In our implementation, the DRR module can be instantiated with arbitrary number of queues, where each queue will be used for one class of packets. We can specify the credit per round (in bytes) that is credited to each queue using the register interface. In order to decide on the queue that a particular packet should be sent to, we must place another module right before the DRR module (called packet classifier). Packet classifier may use an arbitrary criterion for classifying packets, it can be based on input port, ToS bits or source IP address prefix; but in all those cases, we don't need to do any change to DRR module. Packet classifier will simply add a control message (with the control bus value equal to 55H) at the beginning of each packet and specifies the class that the packet belongs to (i.e. queue number) and the number of bytes and words in packet. (These can be obtained from IO module headers)

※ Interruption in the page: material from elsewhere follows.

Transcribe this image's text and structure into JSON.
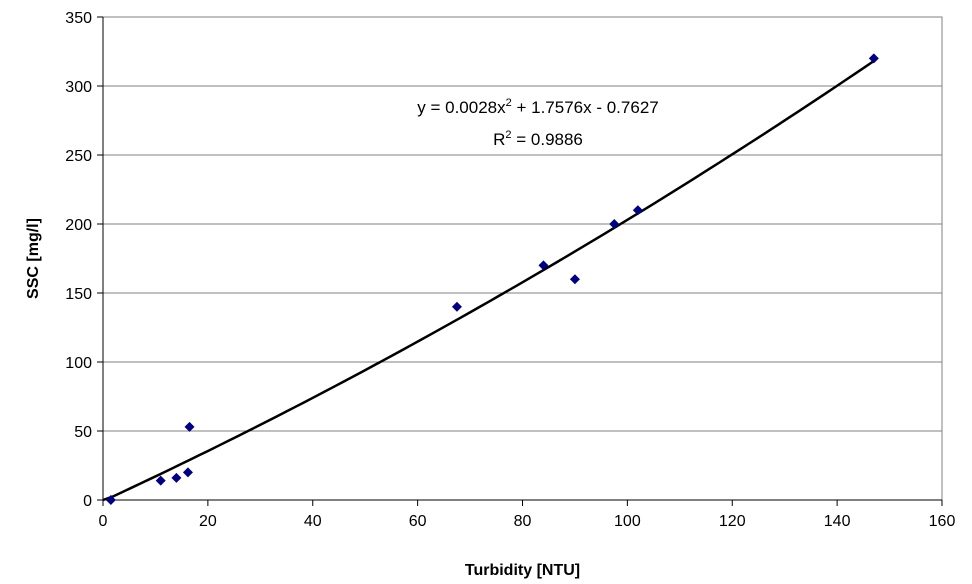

In current distribution, we have a sample packet classifier module that can do classification based on input queue or ToS bits.
DRR just affect the outgoing rate of flows, therefore, we can not have a regression test for verifying it. (Regression tests can not easily measure rate). As a result, the only test that we have right now is for DRR basic forwarding functionality.
To use DRR module, put it wherever in pipeline that is desired, with a packet classifier connected just before it. Instantiate the genric_DRR.v with desired number of priority queues. write a packet classification module that does the classification based on any desired criterion (there is a simple example in distribution that does classification based on input port or ToS), and you are good to go.